NORWALK, Conn. (3/28/12)--One out of five consumers don't know where to turn when shopping for a mortgage, according to a recent survey by FreeScore.com.
When asked, "If you were apply for a home loan, which type of institution do you trust the most?" more than 20% of respondents selected "none of the above" when asked to choose among a credit union, bank or mortgage broker.

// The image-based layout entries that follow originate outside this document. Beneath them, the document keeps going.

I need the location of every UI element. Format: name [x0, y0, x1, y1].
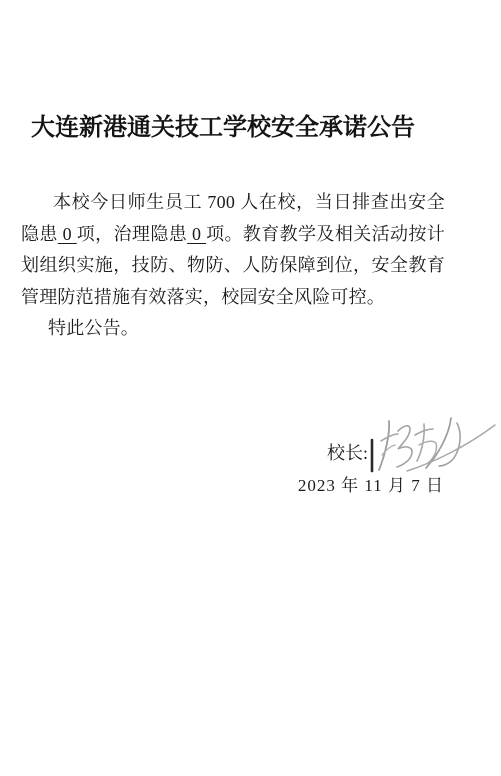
body-line-2-post: 项。教育教学及相关活动按计 [206, 224, 445, 244]
body-line-5: 特此公告。 [21, 313, 445, 345]
body-line-2: 隐患 0 项，治理隐患 0 项。教育教学及相关活动按计 [21, 219, 445, 251]
body-line-2-pre: 隐患 [21, 224, 58, 244]
body-line-2-mid: 项，治理隐患 [77, 224, 187, 244]
body-line-4: 管理防范措施有效落实，校园安全风险可控。 [21, 282, 445, 314]
handwritten-signature-icon [365, 409, 498, 477]
announcement-document: 大连新港通关技工学校安全承诺公告 本校今日师生员工 700 人在校，当日排查出安… [0, 0, 501, 776]
body-line-3: 划组织实施，技防、物防、人防保障到位，安全教育 [21, 250, 445, 282]
hazards-found-count: 0 [58, 224, 77, 244]
date: 2023 年 11 月 7 日 [298, 475, 444, 497]
page-title: 大连新港通关技工学校安全承诺公告 [11, 110, 435, 146]
hazards-resolved-count: 0 [187, 224, 206, 244]
body-text: 本校今日师生员工 700 人在校，当日排查出安全 隐患 0 项，治理隐患 0 项… [21, 187, 445, 345]
principal-label: 校长: [327, 442, 368, 464]
body-line-1: 本校今日师生员工 700 人在校，当日排查出安全 [21, 187, 445, 219]
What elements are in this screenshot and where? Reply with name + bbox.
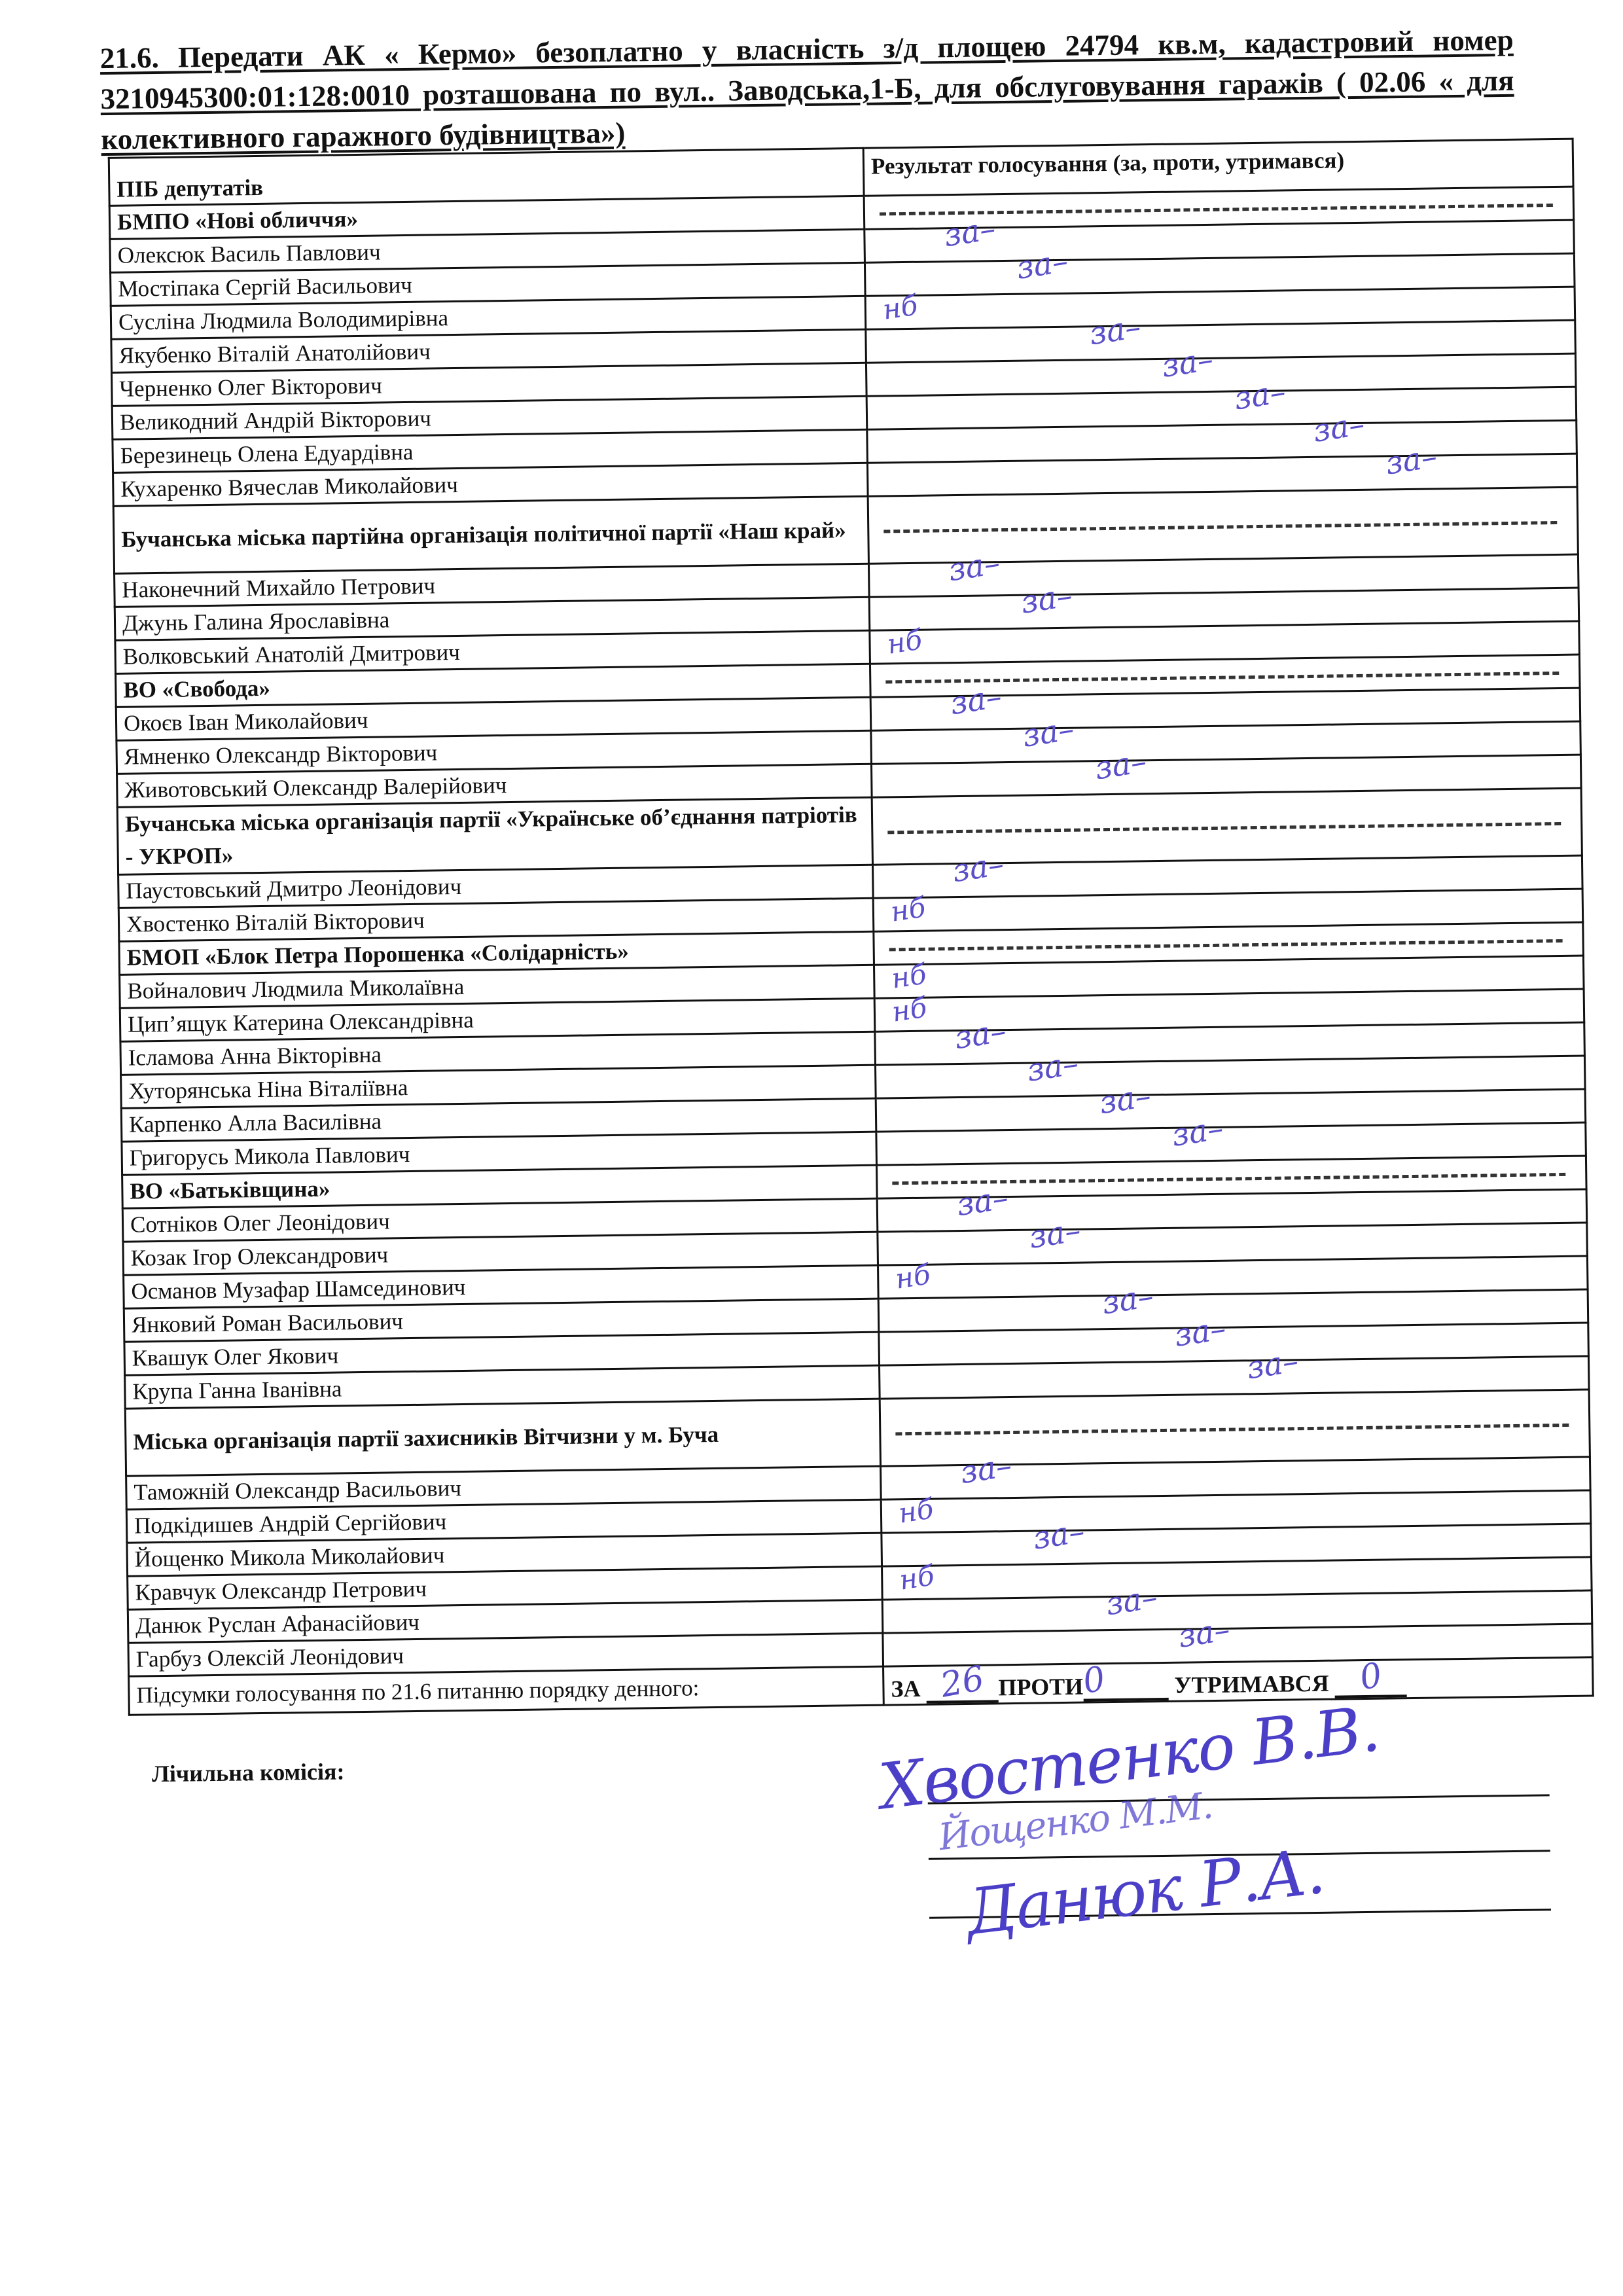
vote-for-mark: за– [1020, 713, 1076, 751]
vote-for-mark: за– [1093, 746, 1149, 783]
dashed-line [883, 521, 1557, 533]
vote-for-mark: за– [1031, 1516, 1086, 1553]
signature-3: Данюк Р.А. [962, 1835, 1328, 1950]
vote-for-mark: за– [1383, 441, 1439, 478]
absent-mark: нб [881, 290, 920, 325]
abstain-count: 0 [1357, 1660, 1384, 1693]
absent-mark: нб [897, 1494, 936, 1529]
vote-for-mark: за– [1019, 580, 1075, 617]
vote-for-mark: за– [1232, 376, 1288, 414]
vote-for-mark: за– [1172, 1314, 1228, 1351]
vote-for-mark: за– [946, 548, 1002, 585]
agenda-item-title-text: 21.6. Передати АК « Кермо» безоплатно у … [99, 24, 1514, 156]
vote-for-mark: за– [1100, 1281, 1156, 1318]
vote-for-mark: за– [952, 1016, 1008, 1053]
against-count: 0 [1080, 1663, 1107, 1696]
vote-for-mark: за– [1097, 1081, 1153, 1118]
vote-for-mark: за– [1014, 246, 1070, 283]
vote-for-mark: за– [1245, 1346, 1300, 1383]
dashed-line [889, 939, 1563, 951]
agenda-item-title: 21.6. Передати АК « Кермо» безоплатно у … [99, 20, 1514, 160]
vote-for-mark: за– [950, 849, 1006, 886]
counting-commission-label: Лічильна комісія: [152, 1757, 345, 1787]
vote-for-mark: за– [958, 1450, 1014, 1488]
vote-for-mark: за– [955, 1183, 1010, 1220]
against-label: ПРОТИ [998, 1673, 1083, 1700]
absent-mark: нб [889, 892, 928, 927]
party-name: Міська організація партії захисників Віт… [125, 1399, 880, 1476]
for-label: ЗА [891, 1675, 921, 1702]
absent-mark: нб [885, 624, 924, 660]
col-header-result: Результат голосування (за, проти, утрима… [863, 139, 1573, 196]
vote-for-mark: за– [1104, 1582, 1160, 1619]
vote-for-mark: за– [1311, 409, 1366, 446]
against-count-field: 0 [1083, 1664, 1169, 1701]
party-name: Бучанська міська організація партії «Укр… [117, 797, 872, 874]
voting-table: ПІБ депутатів Результат голосування (за,… [108, 138, 1594, 1716]
vote-for-mark: за– [1169, 1113, 1225, 1151]
dashed-line [895, 1424, 1569, 1435]
absent-mark: нб [897, 1560, 936, 1596]
vote-for-mark: за– [1087, 312, 1143, 349]
absent-mark: нб [890, 992, 929, 1028]
absent-mark: нб [893, 1259, 933, 1295]
for-count-field: 26 [926, 1666, 999, 1703]
vote-for-mark: за– [1176, 1614, 1232, 1651]
dashed-line [887, 822, 1561, 834]
vote-for-mark: за– [1025, 1048, 1080, 1085]
document-page: 21.6. Передати АК « Кермо» безоплатно у … [0, 0, 1623, 2296]
vote-for-mark: за– [948, 681, 1004, 719]
vote-for-mark: за– [1160, 344, 1215, 382]
vote-for-mark: за– [1027, 1215, 1082, 1252]
abstain-label: УТРИМАВСЯ [1174, 1670, 1329, 1698]
party-name: Бучанська міська партійна організація по… [113, 496, 868, 573]
vote-for-mark: за– [942, 213, 997, 251]
absent-mark: нб [889, 959, 929, 994]
for-count: 26 [938, 1663, 987, 1701]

"This sentiment could reflect the negative public opinion that still remains following the well-publicized housing and credit market collapse, and the subsequent spate of defaults and foreclosures that have been plaguing consumers," FreeScore.com said in a press release.
This could also be an example of collateral damage--credit unions didn't cause the housing crisis but they have been affected by it in consumer perceptions.
And while credit unions are making many mortgage loans, and have received positive media coverage for their member service, they still have hurdles to clear when consumers consider where to shop for their mortgages.
In applying for a home loan, about 30% of respondents said they would trust a credit union most, while about 33% of respondents said they would trust a bank.
In December 2006, credit unions had originated 1,454,340 mortgage loans for a total of $164 billion, according to Credit Union National Association Research & Statistics Department. In December 2011, credit unions had originated 1,824,471 mortgages for a total of $236 billion.
Mortgage bankers and government-sponsored enterprises (GSEs) such as Fannie Mae were least trusted by consumers, with about 8% of consumers saying they trust mortgage brokers and about 7% trusting GSEs.